Сергей Тимофеевич и сам встречался с Чаадаевым, и часто слышал о нем рассказы — не только сына Константина, но и своих друзей. С простодушной веселостью поведал ему Михаил Николаевич Загоскин, как он, директор московских театров, показывал Чаадаеву только что выстроенный Малый театр. «Не угодно ли осмотреть?» — предложил он Чаадаеву и показывал ему, как будто какому начальству, чем очень остался доволен «басманский философ». «С какой же целью была произведена эта демонстрация?» — спросил Сергей Тимофеевич. «Я давно искал случая публично показать Чаадаеву почтительное внимание, великодушно прощая ему его слабости, снисходя к прегрешениям, все-таки видя в нем человека с не совсем дурными зачатками, в сущности, более несчастного, нежели виновного», — благодушно улыбаясь, отвечал Загоскин. Сергей Тимофеевич от души смеялся, видя как бы воочию эту воспитательную сцену с пятидесятилетним Чаадаевым и вспоминая другую сцену в одной из комедий Загоскина, где тот же Петр Яковлевич выведен весьма неблаговидно, без всякого снисхождения.

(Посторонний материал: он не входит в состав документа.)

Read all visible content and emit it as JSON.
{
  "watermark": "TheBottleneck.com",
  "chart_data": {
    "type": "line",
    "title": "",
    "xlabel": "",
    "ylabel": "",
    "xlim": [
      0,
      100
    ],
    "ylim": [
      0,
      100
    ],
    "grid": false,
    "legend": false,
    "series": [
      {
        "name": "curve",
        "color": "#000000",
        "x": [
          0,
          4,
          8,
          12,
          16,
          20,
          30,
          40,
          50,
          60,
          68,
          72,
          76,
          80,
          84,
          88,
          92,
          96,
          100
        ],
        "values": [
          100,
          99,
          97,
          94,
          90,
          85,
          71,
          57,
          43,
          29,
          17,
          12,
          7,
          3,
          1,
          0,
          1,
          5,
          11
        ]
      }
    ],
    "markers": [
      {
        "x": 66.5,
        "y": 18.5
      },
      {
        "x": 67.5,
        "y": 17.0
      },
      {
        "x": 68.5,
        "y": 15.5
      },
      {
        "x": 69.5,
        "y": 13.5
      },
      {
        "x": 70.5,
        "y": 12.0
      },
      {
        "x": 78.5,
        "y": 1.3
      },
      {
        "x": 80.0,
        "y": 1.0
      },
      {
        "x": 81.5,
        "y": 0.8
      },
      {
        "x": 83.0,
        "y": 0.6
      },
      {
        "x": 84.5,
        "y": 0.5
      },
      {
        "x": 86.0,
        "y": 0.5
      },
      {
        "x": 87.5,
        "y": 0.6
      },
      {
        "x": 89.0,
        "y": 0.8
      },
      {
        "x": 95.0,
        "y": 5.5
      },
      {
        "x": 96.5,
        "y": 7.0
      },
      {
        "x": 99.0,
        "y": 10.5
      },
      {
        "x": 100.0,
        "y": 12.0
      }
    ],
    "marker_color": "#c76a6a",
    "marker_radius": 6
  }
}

Уже после разрыва западников со славянофилами Чаадаев продолжал поддерживать отношения с теми и другими, по-прежнему приглашал их к себе. Да он, в сущности, и не принадлежал ни к тем, ни к другим. Уже после известного послания к нему Языкова (впрочем, им самим не читанного тогда), Чаадаев, выражая в письме к Ивану Киреевскому сожаление, что тот не сможет быть у него, просит Ивана Васильевича прочесть речи западных публицистов. «Не знаю почему, мне что-то очень хочется, чтобы вы это прочли. Может статься, вы спокойно заметите, что в этом явлении европейской образованности находится одностороннего, и передадите впечатление ваше без ненависти и пристрастия». Не мог не оценить Чаадаев и великодушие Хомякова, который, прочитав «Философическое письмо», приготовился было за громовое опровержение его, но, узнав об опальном положении автора, решил, что не то время для полемики — «и без него уже Чаадаеву достаточно неучтиво отвечали». Константин же Аксаков, всегда располагавший к себе Чаадаева своим благородством и чистотой, только еще более возвысился в его глазах после того, как осудил послание Языкова. Так взаимными усилиями поддерживалась еще терпимость к мнениям друг друга. А здесь, на Басманной, мир поистине тесен, кажется, все из того десятка-другого лиц, которые осознают себя направляющей умственной силой в России, сходятся здесь. Даже и те, кто не приглашался на «понедельники» Чаадаева. Михаил Бакунин на правах жильца проживал в том же флигеле, что и Чаадаев, так что Петр Яковлевич в дальнейшем будет именовать его своим «воспитанником». Бывал здесь в московские свои годы и Белинский, дававший уроки сыну Левашовых, владельцев дома.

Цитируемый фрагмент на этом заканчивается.